Investors have grown wary about the global economy's ability to recover faster from the declines caused by the pandemic. These investors have been eyeing how they could exit from the market before growth halts. Their ability to withdraw their investments, however, would greatly depend on how fast governmental lockdowns could reverse.

According to the Financial Times, major economies have observed both national and local lockdowns throughout the word. Most economic forecasts suggested that the yearly rate of decline of global gross domestic product (GGDP) during the first quarter of 2020 could reach 20 percent, triple the worst quarter experienced during the Great Recession in 2009.

Federal Reserve officials have also adapted to the US economy's incapacity to avoid an economic recession. Weekly activity estimates by the New York Fed showed significant drops in GDP more rapid than that of the 2008-2009 global economic crisis.

US forecasts generated by Goldman Sachs also manifested that the recession would start by the second quarter of 2020 where GDP would reach 11 to 12 percent below the pre-pandemic values. The report claimed that this would result in a dramatic decline with a yearly rate of 34 percent in the second quarter. However, it was perceived that the GDP would eventually but gradually rise before the end of 2021.

According to the US analysts, the pattern implied two years of economic troubles in the country that is also common with other jurisdictions' economic forecasts. It was even expected in European countries that are currently experiencing economic collapses in manufacturing output higher than that incurred during the 2012 euro crisis. Nevertheless, the economists claimed that the regions could experience partial recovery after China's economy has been improving last month.

In China, monthly annualized growth rates recovered by 4.6 percent in March compared to a negative 2.0 yield in February. However, China's exports remain partially stagnant as foreign markets continued to decline significantly.
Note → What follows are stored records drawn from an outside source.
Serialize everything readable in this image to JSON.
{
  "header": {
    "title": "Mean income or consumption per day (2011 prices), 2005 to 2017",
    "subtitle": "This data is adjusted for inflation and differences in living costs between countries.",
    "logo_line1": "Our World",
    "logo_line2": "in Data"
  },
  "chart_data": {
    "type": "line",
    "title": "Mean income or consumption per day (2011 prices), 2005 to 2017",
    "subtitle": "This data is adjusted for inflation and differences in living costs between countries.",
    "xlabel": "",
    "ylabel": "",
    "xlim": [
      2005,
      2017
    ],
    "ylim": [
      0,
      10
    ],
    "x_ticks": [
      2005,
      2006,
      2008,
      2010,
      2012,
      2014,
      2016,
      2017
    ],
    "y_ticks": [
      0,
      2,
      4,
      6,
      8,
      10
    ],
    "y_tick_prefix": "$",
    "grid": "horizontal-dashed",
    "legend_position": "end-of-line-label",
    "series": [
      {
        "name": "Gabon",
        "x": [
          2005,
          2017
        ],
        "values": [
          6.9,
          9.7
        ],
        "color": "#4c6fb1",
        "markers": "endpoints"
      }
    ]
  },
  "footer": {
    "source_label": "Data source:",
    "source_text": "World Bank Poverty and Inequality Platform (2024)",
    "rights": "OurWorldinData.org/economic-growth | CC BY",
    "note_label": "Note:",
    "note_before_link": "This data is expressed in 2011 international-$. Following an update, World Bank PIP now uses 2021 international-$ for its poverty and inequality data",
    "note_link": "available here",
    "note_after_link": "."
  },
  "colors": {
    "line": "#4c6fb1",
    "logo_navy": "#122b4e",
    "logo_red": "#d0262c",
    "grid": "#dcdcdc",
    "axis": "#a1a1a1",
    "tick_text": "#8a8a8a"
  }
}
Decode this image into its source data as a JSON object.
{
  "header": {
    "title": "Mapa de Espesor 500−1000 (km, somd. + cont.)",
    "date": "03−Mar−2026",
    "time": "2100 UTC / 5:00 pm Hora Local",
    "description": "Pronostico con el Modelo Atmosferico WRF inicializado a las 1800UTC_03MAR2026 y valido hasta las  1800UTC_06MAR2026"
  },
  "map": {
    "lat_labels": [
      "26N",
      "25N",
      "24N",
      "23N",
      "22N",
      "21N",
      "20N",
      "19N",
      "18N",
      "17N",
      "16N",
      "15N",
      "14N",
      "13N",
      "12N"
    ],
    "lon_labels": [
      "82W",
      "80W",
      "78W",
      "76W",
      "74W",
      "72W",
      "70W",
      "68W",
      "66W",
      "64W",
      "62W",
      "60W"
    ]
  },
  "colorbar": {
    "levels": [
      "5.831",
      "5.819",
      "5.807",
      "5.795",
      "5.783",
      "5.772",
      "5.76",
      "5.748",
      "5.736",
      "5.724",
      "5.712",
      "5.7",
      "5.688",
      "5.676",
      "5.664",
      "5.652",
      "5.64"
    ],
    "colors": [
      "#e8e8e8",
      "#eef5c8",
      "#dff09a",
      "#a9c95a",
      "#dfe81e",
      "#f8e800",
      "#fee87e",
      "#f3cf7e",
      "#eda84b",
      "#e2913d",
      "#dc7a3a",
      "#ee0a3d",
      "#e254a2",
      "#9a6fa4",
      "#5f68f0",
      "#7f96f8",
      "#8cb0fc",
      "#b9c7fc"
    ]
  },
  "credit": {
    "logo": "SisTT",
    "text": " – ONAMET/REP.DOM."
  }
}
Meanwhile, industrial output growth still yielded a negative value since 2019 as the Chinese State Council prepares for measures that would promote economic growth in the second quarter of 2020. Beijing also imposed partial lockdowns in several major cities in the past week. According to economic forecasters, a strong global recovery might be achieved by the third quarter of 2020.

It was then perceived that the pattern in mainland China and Hong Kong during the SARS crisis in 2003 might be like the economic recovery rate that the country may experience post-pandemic including the recoveries during the Mers, Ebola, and swine flu crises. It was then suggested that a prolonged path to economic normalization may last for a few quarters backed by fiscal and monetary support for private corporate activities and political resistance.